V JORNADA DA RAP
“SUA MAJESTADE, O EU:
NARCISISMO NA CLÍNICA E NA CULTURA”
31 MARÇO e 1ºABRIL 2023
RIO DE JANEIRO
HOTEL WINDSOR FLAMENGO
O conceito de narcisismo esteve no centro da descoberta freudiana do inconsciente. Se hoje tal noção faz parte do vocabulário cotidiano mais corriqueiro, sua concepção significou um aprofundamento complexo e nada evidente da compreensão clínica psicanalítica.
O lugar ocupado na obra freudiana pelo ensaio de 1914 Sobre o narcisismo – uma introdução é o de um ponto de virada radical: a partir dali, as manifestações da sexualidade humana passaram a ser abordadas numa vertente absolutamente inédita, na qual o Eu adquiriu um contorno preciso conectado à imagem do corpo. Além disso, fica entendido que a imagem do Eu imanta as pulsões sexuais em sua direção e, surpreendentemente, torna o corpo o primeiro objeto sexual para o próprio sujeito. O ternário autoerotismo /narcisismo /relação de objeto é alçado à condição de estrutura.
Assim, a função estruturante do narcisismo estabelece um antes e um depois, pois delimita campos subjetivos específicos: frágil ou mesmo ausente na esquizofrenia, dominante e tirânico na paranoia, o Eu narcísico se apresenta em todas as estruturas clínicas em sua impressionante potência.
Será a noção de libido do Eu, distinta da libido de objeto, que constituirá a plataforma giratória que conduzirá Freud ao segundo dualismo pulsional, no qual a pulsão de morte surge, enfim, para dar à teoria das pulsões seu acabamento definitivo. A compreensão do aparelho psíquico ganha enorme complexidade a partir da teoria freudiana da segunda tópica e os textos subsequentes dão testemunho disso.
Fato de estrutura, as manifestações do narcisismo se enraízam nas mais diversas ocorrências subjetivas e culturais. Na vida cotidiana, o narcisismo das pequenas diferenças produz toda espécie de estragos nas relações humanas.

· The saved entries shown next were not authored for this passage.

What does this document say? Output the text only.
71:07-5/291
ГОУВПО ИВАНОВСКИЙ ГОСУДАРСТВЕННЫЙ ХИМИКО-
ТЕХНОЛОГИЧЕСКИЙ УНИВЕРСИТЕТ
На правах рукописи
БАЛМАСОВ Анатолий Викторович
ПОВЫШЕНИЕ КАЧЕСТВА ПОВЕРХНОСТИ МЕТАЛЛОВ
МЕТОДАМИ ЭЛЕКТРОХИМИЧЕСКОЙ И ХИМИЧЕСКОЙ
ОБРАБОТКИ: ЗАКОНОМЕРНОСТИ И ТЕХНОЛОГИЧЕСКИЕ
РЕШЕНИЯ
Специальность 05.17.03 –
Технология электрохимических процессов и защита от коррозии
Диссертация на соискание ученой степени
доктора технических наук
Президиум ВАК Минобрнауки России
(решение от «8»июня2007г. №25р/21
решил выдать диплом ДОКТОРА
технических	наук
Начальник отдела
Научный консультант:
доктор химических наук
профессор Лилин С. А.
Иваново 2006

No universo das redes sociais, o narcisismo assumiu grande protagonismo, expresso de modo cabal na cultura do cancelamento, dos likes, das polarizações extremas e do empoderamento através das imagens veiculadas incessantemente nas redes.
No Facebook, a face predomina desertada de Janus; no Instagram, o instantâneo fotográfico impõe sua força a cada segundo e submete os grupos sociais a seus algoritmos; nas imagens sedutoras do Tinder, do Grindr e do Badoo, a imagem reina, poderosa; no BeReal, o privado se torna espetáculo público.
Em suma, são muitas as questões colocadas para a reflexão dos analistas sob o prisma do narcisismo em todas as suas dimensões – da clínica e da cultura. Qual é o preço do redobramento do sujeito sobre sua imagem que é proposto pelo mundo de hoje? Da desconexão consigo mesmo proposta continuamente para dar lugar à conexão imaginária com o outro? Qual é o preço da redução drástica do simbólico à comunicação imediata e superficial dos emojis (já se fala em emojipédia)? Qual é o preço da cooptação da curiosidade infantil nos jogos que exercitam a agilidade mental para o combate, numa dicotomia cabível, por sua estreiteza, à inteligência artificial? Por fim, retomando o vaticínio de Lacan segundo o qual “o racismo vem do futuro”, qual o preço pago pela civilização quanto às segregações de raça, religião e cultura devidas à crescente expansão dos movimentos migratórios?